Na realidade, as centrais térmicas convencionais têm uma maior incidência nas condições de vida à sua volta, devido às emanações gasosas e à radiação térmica, do que uma central nuclear em funcionamento normal. Mas há relatórios que indicam um aumento de casos de leucemia infantil entre a população que vive perto de uma central nuclear.
Para proteger as pessoas expostas e para garantir a segurança do ambiente, é necessário ter um controle rigoroso de todas as fontes de radioatividade.
O organismo pode refazer-se de possíveis lesões celulares causados por radiações, para tal é necessário seguir 3 regras fundamentais:
- Aumentar a distância à fonte de radiação;
- Reduzir o mais possível o tempo de exposição à radiação;
- Proteção com o material mais adequado e de maior espessura possível.
O pesadelo de Chernobyl
Embora o processo de fissão seja rigorosamente controlado, existe risco de escape acidental de radiações nocivas, fato que se tem repetido em usinas de vários países, como a de Chernobyl, na ex-União Soviética, em 1986. O vulto da usina de Chernobyl domina o horizonte de Pripiat, onde não restou um habitante. Lá, energia nuclear é sinônimo de morte. Depois da explosão do reator número 4, na madrugada fatídica de 26 de abril de 1986, a radiação varreu tudo. A cidade foi abandonada e o acidente inutilizou uma área equivalente a um Portugal e meio, 140.000 quilômetros quadrados.
A catástrofe de Chernobyl liberou cem vezes mais radiação do que as bombas atômicas jogadas sobre Hiroshima e Nagasaki. Ainda assim, muitos parecem simplesmente se esquecer do acidente ou tratá-lo como algo trivial e ignorar o que grandes doses de radiação podem fazer com vidas humanas. Os efeitos de Chernobyl atingiram milhões de pessoas. Outros milhares enfrentam ainda no dia-a-dia os efeitos, muito visíveis e dolorosos, da radiação liberada pelo desastre.
A Europa despertou como se estivesse em um pesadelo. Itália, Alemanha, Suécia, Finlândia, Suíça, Holanda e Espanha deram marcha a ré nos programas nucleares e fecharam usinas. Para eles, o risco de um acidente igual era insuportável. Mas há usinas precárias nos antigos países socialistas que ainda ameaçam toda a vizinhança européia.
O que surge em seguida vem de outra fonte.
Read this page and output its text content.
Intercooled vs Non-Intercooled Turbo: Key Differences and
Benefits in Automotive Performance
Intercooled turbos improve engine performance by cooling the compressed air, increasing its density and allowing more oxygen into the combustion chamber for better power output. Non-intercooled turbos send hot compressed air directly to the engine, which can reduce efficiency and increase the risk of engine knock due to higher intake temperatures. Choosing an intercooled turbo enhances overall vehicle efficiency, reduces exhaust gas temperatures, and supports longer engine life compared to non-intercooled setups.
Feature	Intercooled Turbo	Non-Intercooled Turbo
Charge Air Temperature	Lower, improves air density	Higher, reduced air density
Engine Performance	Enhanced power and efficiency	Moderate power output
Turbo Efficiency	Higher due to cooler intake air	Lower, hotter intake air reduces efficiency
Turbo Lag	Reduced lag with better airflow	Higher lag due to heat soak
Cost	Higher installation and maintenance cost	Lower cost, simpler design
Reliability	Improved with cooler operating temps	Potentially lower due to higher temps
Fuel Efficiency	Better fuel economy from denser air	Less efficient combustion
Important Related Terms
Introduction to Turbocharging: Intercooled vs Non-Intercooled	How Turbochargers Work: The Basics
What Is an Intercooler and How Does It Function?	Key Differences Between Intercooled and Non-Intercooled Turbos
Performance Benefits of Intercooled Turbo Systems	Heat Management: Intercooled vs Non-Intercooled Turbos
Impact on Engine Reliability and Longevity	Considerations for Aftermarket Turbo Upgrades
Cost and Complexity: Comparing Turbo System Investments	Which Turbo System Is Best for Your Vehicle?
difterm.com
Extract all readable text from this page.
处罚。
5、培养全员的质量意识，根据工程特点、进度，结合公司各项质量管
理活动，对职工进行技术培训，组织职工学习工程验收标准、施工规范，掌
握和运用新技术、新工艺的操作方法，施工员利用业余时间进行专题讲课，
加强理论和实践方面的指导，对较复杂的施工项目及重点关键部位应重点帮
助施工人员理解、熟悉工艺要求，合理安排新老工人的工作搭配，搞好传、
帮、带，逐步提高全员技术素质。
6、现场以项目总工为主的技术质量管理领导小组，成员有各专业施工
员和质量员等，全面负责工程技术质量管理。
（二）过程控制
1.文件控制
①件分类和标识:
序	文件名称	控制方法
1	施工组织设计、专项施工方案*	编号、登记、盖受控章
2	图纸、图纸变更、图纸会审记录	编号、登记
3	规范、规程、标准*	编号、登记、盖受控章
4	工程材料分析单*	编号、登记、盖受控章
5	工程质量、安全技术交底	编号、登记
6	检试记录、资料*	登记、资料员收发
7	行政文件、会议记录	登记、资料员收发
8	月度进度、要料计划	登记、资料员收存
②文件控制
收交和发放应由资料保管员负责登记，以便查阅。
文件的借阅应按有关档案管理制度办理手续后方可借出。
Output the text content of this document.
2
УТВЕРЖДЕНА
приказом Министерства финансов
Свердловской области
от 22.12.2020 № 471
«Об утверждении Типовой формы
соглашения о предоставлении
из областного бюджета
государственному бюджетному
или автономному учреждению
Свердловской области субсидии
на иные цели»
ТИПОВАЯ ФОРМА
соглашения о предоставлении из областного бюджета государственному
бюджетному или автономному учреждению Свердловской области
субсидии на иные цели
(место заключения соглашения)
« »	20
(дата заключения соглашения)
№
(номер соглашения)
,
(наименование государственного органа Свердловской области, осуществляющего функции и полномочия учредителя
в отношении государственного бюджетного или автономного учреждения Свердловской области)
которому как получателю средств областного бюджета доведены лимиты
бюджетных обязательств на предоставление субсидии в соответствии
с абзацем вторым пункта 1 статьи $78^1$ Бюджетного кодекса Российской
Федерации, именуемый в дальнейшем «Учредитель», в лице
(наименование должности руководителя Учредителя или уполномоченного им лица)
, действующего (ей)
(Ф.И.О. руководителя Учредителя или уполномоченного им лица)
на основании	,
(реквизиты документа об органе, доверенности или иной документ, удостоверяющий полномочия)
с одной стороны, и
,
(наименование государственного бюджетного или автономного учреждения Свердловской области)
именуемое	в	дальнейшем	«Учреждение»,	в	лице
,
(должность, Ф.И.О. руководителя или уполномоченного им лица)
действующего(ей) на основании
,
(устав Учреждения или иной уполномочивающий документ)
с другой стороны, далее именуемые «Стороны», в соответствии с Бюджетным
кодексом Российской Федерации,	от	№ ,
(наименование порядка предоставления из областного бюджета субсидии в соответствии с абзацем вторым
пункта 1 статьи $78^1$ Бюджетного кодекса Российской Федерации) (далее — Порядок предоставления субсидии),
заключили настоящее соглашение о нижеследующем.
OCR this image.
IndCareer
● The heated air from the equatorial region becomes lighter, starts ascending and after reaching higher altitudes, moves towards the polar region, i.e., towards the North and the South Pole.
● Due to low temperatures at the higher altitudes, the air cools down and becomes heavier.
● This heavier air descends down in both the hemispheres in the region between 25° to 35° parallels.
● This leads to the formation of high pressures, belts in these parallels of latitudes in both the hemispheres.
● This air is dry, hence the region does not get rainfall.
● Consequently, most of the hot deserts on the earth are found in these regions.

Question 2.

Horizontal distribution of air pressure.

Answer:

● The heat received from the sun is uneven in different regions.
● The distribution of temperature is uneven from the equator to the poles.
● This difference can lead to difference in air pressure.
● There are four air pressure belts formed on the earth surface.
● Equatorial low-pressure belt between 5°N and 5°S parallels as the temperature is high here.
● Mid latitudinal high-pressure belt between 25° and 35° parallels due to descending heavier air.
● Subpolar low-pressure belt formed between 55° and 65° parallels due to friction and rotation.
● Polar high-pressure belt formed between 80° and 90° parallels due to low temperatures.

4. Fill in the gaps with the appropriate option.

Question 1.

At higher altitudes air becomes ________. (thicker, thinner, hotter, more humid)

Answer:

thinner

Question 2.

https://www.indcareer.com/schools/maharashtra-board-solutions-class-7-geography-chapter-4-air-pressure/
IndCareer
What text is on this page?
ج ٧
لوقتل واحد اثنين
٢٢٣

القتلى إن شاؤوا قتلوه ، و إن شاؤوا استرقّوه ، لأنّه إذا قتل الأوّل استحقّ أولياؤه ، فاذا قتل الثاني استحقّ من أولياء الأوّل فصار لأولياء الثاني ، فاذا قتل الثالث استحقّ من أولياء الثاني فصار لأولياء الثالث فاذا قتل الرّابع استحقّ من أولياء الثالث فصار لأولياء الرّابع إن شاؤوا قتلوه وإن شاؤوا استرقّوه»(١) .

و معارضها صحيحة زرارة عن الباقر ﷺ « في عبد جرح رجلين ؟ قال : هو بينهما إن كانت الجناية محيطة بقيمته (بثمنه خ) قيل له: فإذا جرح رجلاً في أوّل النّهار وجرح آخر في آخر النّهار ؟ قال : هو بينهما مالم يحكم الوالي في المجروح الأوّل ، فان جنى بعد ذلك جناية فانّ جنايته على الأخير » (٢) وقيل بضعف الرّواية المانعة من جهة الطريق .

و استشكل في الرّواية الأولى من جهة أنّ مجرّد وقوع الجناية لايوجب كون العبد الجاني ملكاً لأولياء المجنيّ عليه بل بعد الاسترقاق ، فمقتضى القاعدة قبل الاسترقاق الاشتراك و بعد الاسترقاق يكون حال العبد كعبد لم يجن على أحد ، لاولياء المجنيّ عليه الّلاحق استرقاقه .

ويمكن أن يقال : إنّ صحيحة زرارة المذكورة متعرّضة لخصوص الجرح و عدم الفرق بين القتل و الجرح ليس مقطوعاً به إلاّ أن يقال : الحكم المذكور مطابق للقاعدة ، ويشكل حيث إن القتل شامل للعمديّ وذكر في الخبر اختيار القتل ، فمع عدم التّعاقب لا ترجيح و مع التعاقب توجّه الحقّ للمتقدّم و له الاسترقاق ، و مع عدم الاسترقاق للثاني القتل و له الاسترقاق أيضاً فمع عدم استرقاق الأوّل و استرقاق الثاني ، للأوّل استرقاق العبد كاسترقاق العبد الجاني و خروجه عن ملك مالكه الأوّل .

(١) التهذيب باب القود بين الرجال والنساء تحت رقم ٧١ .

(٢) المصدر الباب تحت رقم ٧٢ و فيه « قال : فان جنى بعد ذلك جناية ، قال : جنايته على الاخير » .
A solução, então, é fechar tudo?
Se depender do Canadá, do Japão ou da França, onde o reator nuclear é sinônimo de progresso, a resposta é não. Os franceses passam muito bem e 75% da energia no país vêm do átomo. Exportam usinas, reprocessam urânio, armazenam lixo radiativo e têm dois reatores de última geração. Tudo com a aprovação das pesquisas de opinião pública. "Virar as costas para o átomo é burrice", diz Jean Paul Chaussade, diretor de comunicação científica da Electricité de France (EDF). "O petróleo e o gás vão se esgotar em quarenta anos. Os combustíveis fósseis poluem mais e o impacto ambiental das hidroelétricas é muito maior. A alternativa atômica é cada vez mais barata e segura".